Digital mammography systems, which were first approved for marketing in the United States in 2000, cost at least three times as much as film systems, according to ECRI, the nonprofit health services research agency that conducted the report. But the technology does offer some advantages over X-ray film: The images are stored directly in a computer system, which allows them to be digitally enhanced, magnified or distributed. Hassles of storing, processing and handling film are eliminated. In some cases, digital mammography requires slightly lower doses of radiation.

“Cost-effectiveness will ultimately determine whether full-field digital mammography technology is adopted, since hospitals must justify their purchase based on exam volume and patient population,” the report concluded.

The assessment is not the last word. The National Cancer Institute sponsored another new clinical study, enrolling 49,500 women in the United States and Canada. Each patient received both traditional and digital mammograms, with follow-up exams after one year.

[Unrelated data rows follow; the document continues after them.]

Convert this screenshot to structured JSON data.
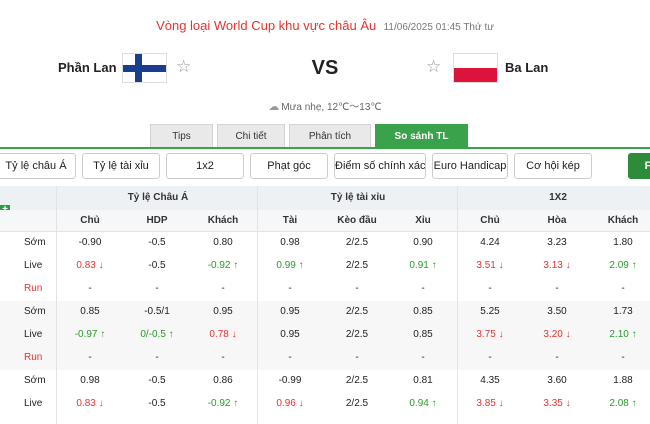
{
  "header": {
    "league": "Vòng loại World Cup khu vực châu Âu",
    "datetime": "11/06/2025 01:45 Thứ tư"
  },
  "match": {
    "home": "Phần Lan",
    "away": "Ba Lan",
    "vs": "VS",
    "weather": "Mưa nhẹ, 12℃～13℃"
  },
  "tabs": [
    "Tips",
    "Chi tiết",
    "Phân tích",
    "So sánh TL"
  ],
  "subtabs": [
    "Tỷ lệ châu Á",
    "Tỷ lệ tài xỉu",
    "1x2",
    "Phạt góc",
    "Điểm số chính xác",
    "Euro Handicap",
    "Cơ hội kép",
    "F"
  ],
  "table": {
    "plus": "+",
    "groups": [
      "Tỷ lệ Châu Á",
      "Tỷ lệ tài xỉu",
      "1X2"
    ],
    "columns": [
      "Chủ",
      "HDP",
      "Khách",
      "Tài",
      "Kèo đầu",
      "Xỉu",
      "Chủ",
      "Hòa",
      "Khách"
    ],
    "rows": [
      {
        "label": "Sớm",
        "cells": [
          "-0.90",
          "-0.5",
          "0.80",
          "0.98",
          "2/2.5",
          "0.90",
          "4.24",
          "3.23",
          "1.80"
        ]
      },
      {
        "label": "Live",
        "cells": [
          "0.83 ↓",
          "-0.5",
          "-0.92 ↑",
          "0.99 ↑",
          "2/2.5",
          "0.91 ↑",
          "3.51 ↓",
          "3.13 ↓",
          "2.09 ↑"
        ]
      },
      {
        "label": "Run",
        "cells": [
          "-",
          "-",
          "-",
          "-",
          "-",
          "-",
          "-",
          "-",
          "-"
        ]
      },
      {
        "label": "Sớm",
        "cells": [
          "0.85",
          "-0.5/1",
          "0.95",
          "0.95",
          "2/2.5",
          "0.85",
          "5.25",
          "3.50",
          "1.73"
        ]
      },
      {
        "label": "Live",
        "cells": [
          "-0.97 ↑",
          "0/-0.5 ↑",
          "0.78 ↓",
          "0.95",
          "2/2.5",
          "0.85",
          "3.75 ↓",
          "3.20 ↓",
          "2.10 ↑"
        ]
      },
      {
        "label": "Run",
        "cells": [
          "-",
          "-",
          "-",
          "-",
          "-",
          "-",
          "-",
          "-",
          "-"
        ]
      },
      {
        "label": "Sớm",
        "cells": [
          "0.98",
          "-0.5",
          "0.86",
          "-0.99",
          "2/2.5",
          "0.81",
          "4.35",
          "3.60",
          "1.88"
        ]
      },
      {
        "label": "Live",
        "cells": [
          "0.83 ↓",
          "-0.5",
          "-0.92 ↑",
          "0.96 ↓",
          "2/2.5",
          "0.94 ↑",
          "3.85 ↓",
          "3.35 ↓",
          "2.08 ↑"
        ]
      }
    ]
  },
  "icons": {
    "star": "☆",
    "weather": "cloud-rain-icon"
  },
  "colors": {
    "accent": "#3aa24a",
    "league": "#e5342f",
    "up": "#2a9a2a",
    "down": "#e5342f"
  }
}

An analysis of that study is expected soon, but Robert Maliff, associate director of the Health Systems Group at ECRI, said he expected digital mammography to show only an incremental improvement, if anything. However, if doctors become convinced that digital images can be read just as accurately as X-rays, operational efficiencies might persuade institutions that do many mammograms to move toward the high-tech option. Maliff also predicted that some hospitals might adopt the technology for marketing reasons.

A separate study, reported in HealthDay, did find a factor that predicted more accurate diagnosis of mammograms: Doctors with 25 years of experience who read more than 2,500 mammograms each year are 30 percent better at finding cancerous tumors than doctors who read less than 800 a year. Detection rates for individual doctors ranged from 29 percent to 97 percent when cancers were present. Individual doctors falsely identified cancer in 1 percent to 29 percent of the mammograms they evaluated for the study.

The ECRI report was summarized by the Center for the Advancement of Health.